Judicial Foreclosure
Categories: Banking, Regulations
Out of all of our monthly expenses—mortgage, car payment, utility bills, Jelly of the Month Club—our mortgage is by far the most costly. Sometimes, we daydream about how much more jelly we could buy if we just didn’t have to pay that silly mortgage. But because we’re smart, and because, like...how much jelly can a person really consume in a given month anyway?...we know that we have to continue to pay it. Because, if we don’t, the bank could eventually come and take our house away, leaving us on the street with nothing but our peach preserves.
Foreclosure—the process of the bank taking our house away—can be initiated one of two ways.

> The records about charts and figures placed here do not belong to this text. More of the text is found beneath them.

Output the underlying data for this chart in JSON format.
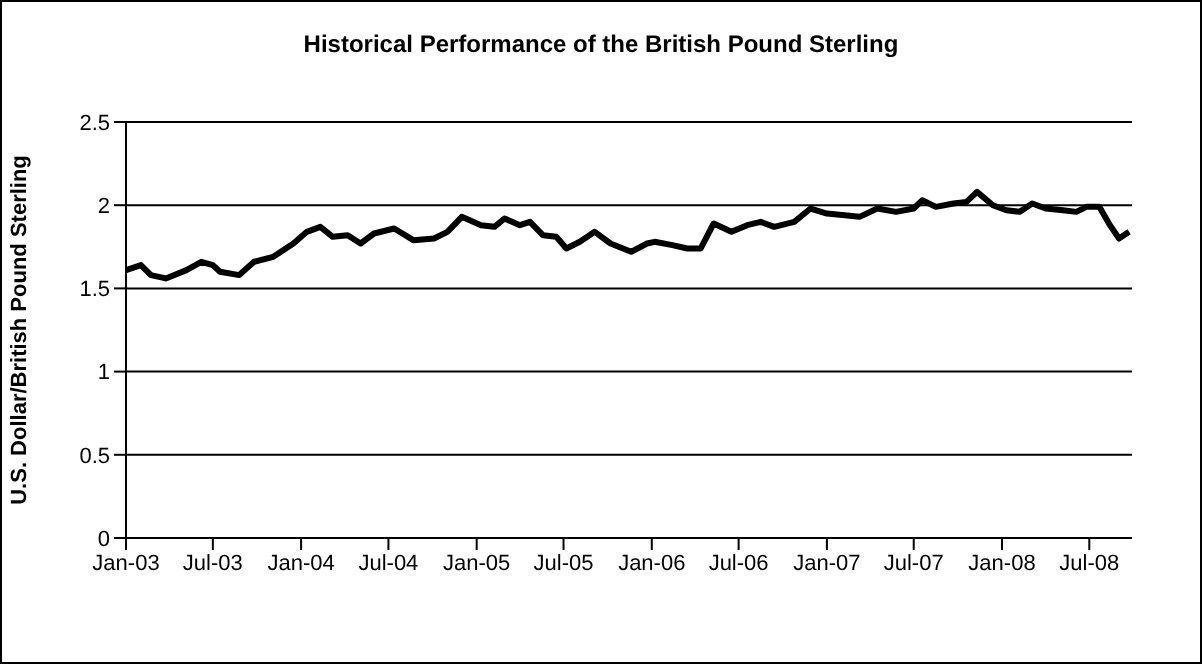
{
  "chart_data": {
    "type": "line",
    "title": "Historical Performance of the British Pound Sterling",
    "ylabel": "U.S. Dollar/British Pound Sterling",
    "x": [
      "2003-01-01",
      "2003-02-01",
      "2003-02-22",
      "2003-03-25",
      "2003-05-07",
      "2003-06-07",
      "2003-07-01",
      "2003-07-16",
      "2003-08-25",
      "2003-09-25",
      "2003-11-04",
      "2003-12-16",
      "2004-01-13",
      "2004-02-10",
      "2004-03-07",
      "2004-04-07",
      "2004-05-04",
      "2004-06-01",
      "2004-07-13",
      "2004-08-22",
      "2004-10-04",
      "2004-11-01",
      "2004-12-01",
      "2005-01-10",
      "2005-02-07",
      "2005-02-28",
      "2005-04-01",
      "2005-04-22",
      "2005-05-19",
      "2005-06-16",
      "2005-07-07",
      "2005-08-04",
      "2005-09-04",
      "2005-10-07",
      "2005-11-19",
      "2005-12-22",
      "2006-01-07",
      "2006-02-13",
      "2006-03-16",
      "2006-04-13",
      "2006-05-10",
      "2006-06-16",
      "2006-07-19",
      "2006-08-16",
      "2006-09-13",
      "2006-10-25",
      "2006-11-28",
      "2007-01-01",
      "2007-02-07",
      "2007-03-10",
      "2007-04-16",
      "2007-05-25",
      "2007-07-01",
      "2007-07-19",
      "2007-08-16",
      "2007-09-22",
      "2007-10-19",
      "2007-11-10",
      "2007-12-13",
      "2008-01-10",
      "2008-02-07",
      "2008-03-04",
      "2008-04-01",
      "2008-05-07",
      "2008-06-04",
      "2008-06-25",
      "2008-07-22",
      "2008-08-13",
      "2008-09-01",
      "2008-09-22"
    ],
    "series": [
      {
        "color": "#000000",
        "values": [
          1.61,
          1.64,
          1.58,
          1.56,
          1.61,
          1.66,
          1.64,
          1.6,
          1.58,
          1.66,
          1.69,
          1.77,
          1.84,
          1.87,
          1.81,
          1.82,
          1.77,
          1.83,
          1.86,
          1.79,
          1.8,
          1.84,
          1.93,
          1.88,
          1.87,
          1.92,
          1.88,
          1.9,
          1.82,
          1.81,
          1.74,
          1.78,
          1.84,
          1.77,
          1.72,
          1.77,
          1.78,
          1.76,
          1.74,
          1.74,
          1.89,
          1.84,
          1.88,
          1.9,
          1.87,
          1.9,
          1.98,
          1.95,
          1.94,
          1.93,
          1.98,
          1.96,
          1.98,
          2.03,
          1.99,
          2.01,
          2.02,
          2.08,
          2.0,
          1.97,
          1.96,
          2.01,
          1.98,
          1.97,
          1.96,
          1.99,
          1.99,
          1.88,
          1.8,
          1.84
        ]
      }
    ],
    "xlim": [
      "2003-01-01",
      "2008-09-28"
    ],
    "xticks": [
      {
        "value": "2003-01-01",
        "label": "Jan-03"
      },
      {
        "value": "2003-07-01",
        "label": "Jul-03"
      },
      {
        "value": "2004-01-01",
        "label": "Jan-04"
      },
      {
        "value": "2004-07-01",
        "label": "Jul-04"
      },
      {
        "value": "2005-01-01",
        "label": "Jan-05"
      },
      {
        "value": "2005-07-01",
        "label": "Jul-05"
      },
      {
        "value": "2006-01-01",
        "label": "Jan-06"
      },
      {
        "value": "2006-07-01",
        "label": "Jul-06"
      },
      {
        "value": "2007-01-01",
        "label": "Jan-07"
      },
      {
        "value": "2007-07-01",
        "label": "Jul-07"
      },
      {
        "value": "2008-01-01",
        "label": "Jan-08"
      },
      {
        "value": "2008-07-01",
        "label": "Jul-08"
      }
    ],
    "ylim": [
      0,
      2.5
    ],
    "yticks": [
      0,
      0.5,
      1,
      1.5,
      2,
      2.5
    ],
    "grid": "y"
  }
}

One of those ways happens in the courts and is known as a “judicial foreclosure.” In some states, the law says that a mortgage lender needs to file a lawsuit in order to foreclose on a property. The court then decides yay or nay, and in some cases, they also decide on the debt amount needed to settle the situation.

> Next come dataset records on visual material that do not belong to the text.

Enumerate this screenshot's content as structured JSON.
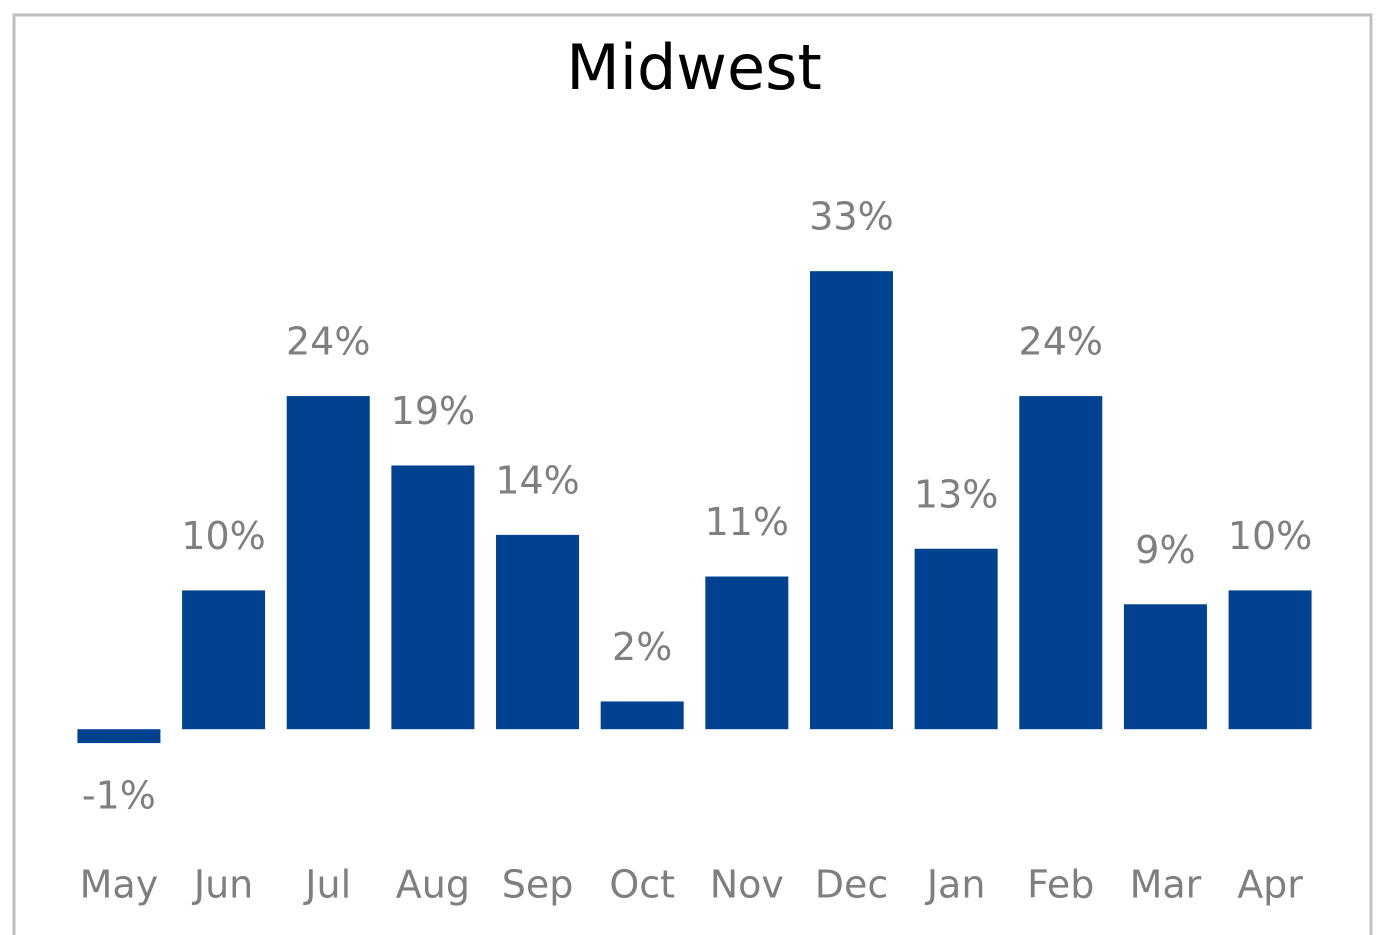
{
  "chart_data": {
    "type": "bar",
    "title": "Midwest",
    "categories": [
      "May",
      "Jun",
      "Jul",
      "Aug",
      "Sep",
      "Oct",
      "Nov",
      "Dec",
      "Jan",
      "Feb",
      "Mar",
      "Apr"
    ],
    "values": [
      -1,
      10,
      24,
      19,
      14,
      2,
      11,
      33,
      13,
      24,
      9,
      10
    ],
    "value_labels": [
      "-1%",
      "10%",
      "24%",
      "19%",
      "14%",
      "2%",
      "11%",
      "33%",
      "13%",
      "24%",
      "9%",
      "10%"
    ],
    "color": "#00428f",
    "ylim": [
      -10,
      40
    ]
  }
}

The good news about judicial foreclosures is that the homeowner has a chance to defend himself. If he gives a good enough reason for his spotty payment history (“We needed more jelly” is probably not a good enough reason), then the judge can, in some cases, work out a payment plan to avoid an actual foreclosure.
Note to homeowners: judicial foreclosures don’t happen everywhere. In some states, lenders don’t have to go through the courts to initiate a foreclosure. They still have to give plenty of notice—and we’re probably already aware that we’re in trouble if we’re that delinquent on our mortgage payments—but the whole lawsuit-filing part isn’t necessary. It helps to know the laws wherever we decide to make our home.